As long as you pay attention to your body, you will be able to identify heat exhaustion and act accordingly. Here are the most common symptoms of heat exhaustion:
- Muscle cramps
- Weak, rapid pulse
- Intense sweating
- Cool, moist skin with goosebumps
- Feeling light-headed or dizzy when you stand up
If you don’t act when you feel these symptoms, you risk having a heat stroke. Here are the symptoms:
- Pulsing headaches
- Absence of sweating
- High body temperature
- Hot/dry skin
- Loss of consciousness
Should you feel these symptoms, you’re way too hot and your internal organs are slowly shutting down. You will need medical care urgently.
5. Have breaks
Hiking isn’t a competition, or it shouldn’t be one, anyway. Don’t forget to stop and have a snack break or a sip of water from time to time. Look to stay in the shade and get wet to cool down your body temperature. While you’re having a break, take a look around and enjoy the sights and nature. Observe the plants, animals, and birds and breathe. When you take a break, your muscles will recover, and your perspiration will evaporate. Tell your companions that you’re unwell if you feel that it’s more than tiredness. By the way, you should never go hiking alone.
6. Is it snake season?
If it’s snake season (depending on weather patterns and location), you should watch out for them. When hiking, stay away from areas where snakes prefer. Tallgrass is a big no when walking in snake season. If you don’t have alternatives, you should at least protect yourself by wearing long pants, ankle-high boots, and even snake-proof gaiters.
Pay attention when you enter areas where snakes like to hide, such as logs and under rocks. If you step into a place where you cannot see your feet, always kick ahead to scare the snakes away. Ideally, you should always be able to see your feet and hands, especially when collecting firewood and walking around rocks. Snakes don’t need to be close to you to attack. The safest way is to walk around or allow the snake to slip away.

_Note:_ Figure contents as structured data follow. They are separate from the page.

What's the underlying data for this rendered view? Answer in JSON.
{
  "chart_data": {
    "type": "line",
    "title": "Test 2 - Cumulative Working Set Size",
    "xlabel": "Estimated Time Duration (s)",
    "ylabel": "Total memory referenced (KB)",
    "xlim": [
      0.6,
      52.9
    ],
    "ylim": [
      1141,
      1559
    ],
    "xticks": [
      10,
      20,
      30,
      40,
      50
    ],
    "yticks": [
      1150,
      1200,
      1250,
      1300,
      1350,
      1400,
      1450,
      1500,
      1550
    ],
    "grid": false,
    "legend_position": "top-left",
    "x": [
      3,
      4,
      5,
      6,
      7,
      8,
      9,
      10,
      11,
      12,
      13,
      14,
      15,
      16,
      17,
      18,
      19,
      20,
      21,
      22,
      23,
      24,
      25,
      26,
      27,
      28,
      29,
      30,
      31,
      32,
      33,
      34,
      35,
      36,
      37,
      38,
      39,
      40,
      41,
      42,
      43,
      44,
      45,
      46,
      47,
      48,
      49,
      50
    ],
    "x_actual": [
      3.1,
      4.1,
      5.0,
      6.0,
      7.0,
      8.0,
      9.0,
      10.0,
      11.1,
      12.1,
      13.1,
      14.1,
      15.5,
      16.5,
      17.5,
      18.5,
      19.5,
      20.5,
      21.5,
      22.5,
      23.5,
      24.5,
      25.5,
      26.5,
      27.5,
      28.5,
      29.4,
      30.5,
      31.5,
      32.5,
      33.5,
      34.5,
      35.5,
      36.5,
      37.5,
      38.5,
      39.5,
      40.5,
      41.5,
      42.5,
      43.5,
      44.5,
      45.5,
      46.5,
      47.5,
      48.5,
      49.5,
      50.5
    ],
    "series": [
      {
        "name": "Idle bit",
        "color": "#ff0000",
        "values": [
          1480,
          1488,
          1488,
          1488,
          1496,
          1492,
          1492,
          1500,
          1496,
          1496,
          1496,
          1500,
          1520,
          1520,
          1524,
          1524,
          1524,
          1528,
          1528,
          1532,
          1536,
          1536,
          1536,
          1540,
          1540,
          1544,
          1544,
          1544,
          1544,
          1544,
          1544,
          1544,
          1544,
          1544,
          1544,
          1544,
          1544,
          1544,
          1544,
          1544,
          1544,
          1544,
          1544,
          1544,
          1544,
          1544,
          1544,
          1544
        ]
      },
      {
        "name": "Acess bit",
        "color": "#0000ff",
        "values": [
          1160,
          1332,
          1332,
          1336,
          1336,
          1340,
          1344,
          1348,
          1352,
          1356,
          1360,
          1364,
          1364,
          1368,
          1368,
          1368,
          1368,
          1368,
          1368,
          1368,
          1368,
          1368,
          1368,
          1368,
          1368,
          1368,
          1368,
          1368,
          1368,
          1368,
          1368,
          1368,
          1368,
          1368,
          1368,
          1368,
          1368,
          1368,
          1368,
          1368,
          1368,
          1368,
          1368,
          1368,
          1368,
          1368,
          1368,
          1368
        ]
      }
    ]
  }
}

If you hike on rocky tracks, carefully look where you put your hands, especially on sunny ledges. Many people think snakes like sunbathing during the hottest part of the day. However, many snakes avoid the heat and typically come out in the cool morning, evening, and night.
7. Be fire ready
One of the first things you learn about hiking is that you always have to check out the weather before hiking. While you check the weather forecast in the summer, you should also see if there are fire warnings at your hiking location. Don’t check only for the surrounding area of the hike but also in a 31-mile radius from the route. Fires will expand quickly in hot, dry conditions, especially if there’s wind. You need to be responsible and check more than one source of information.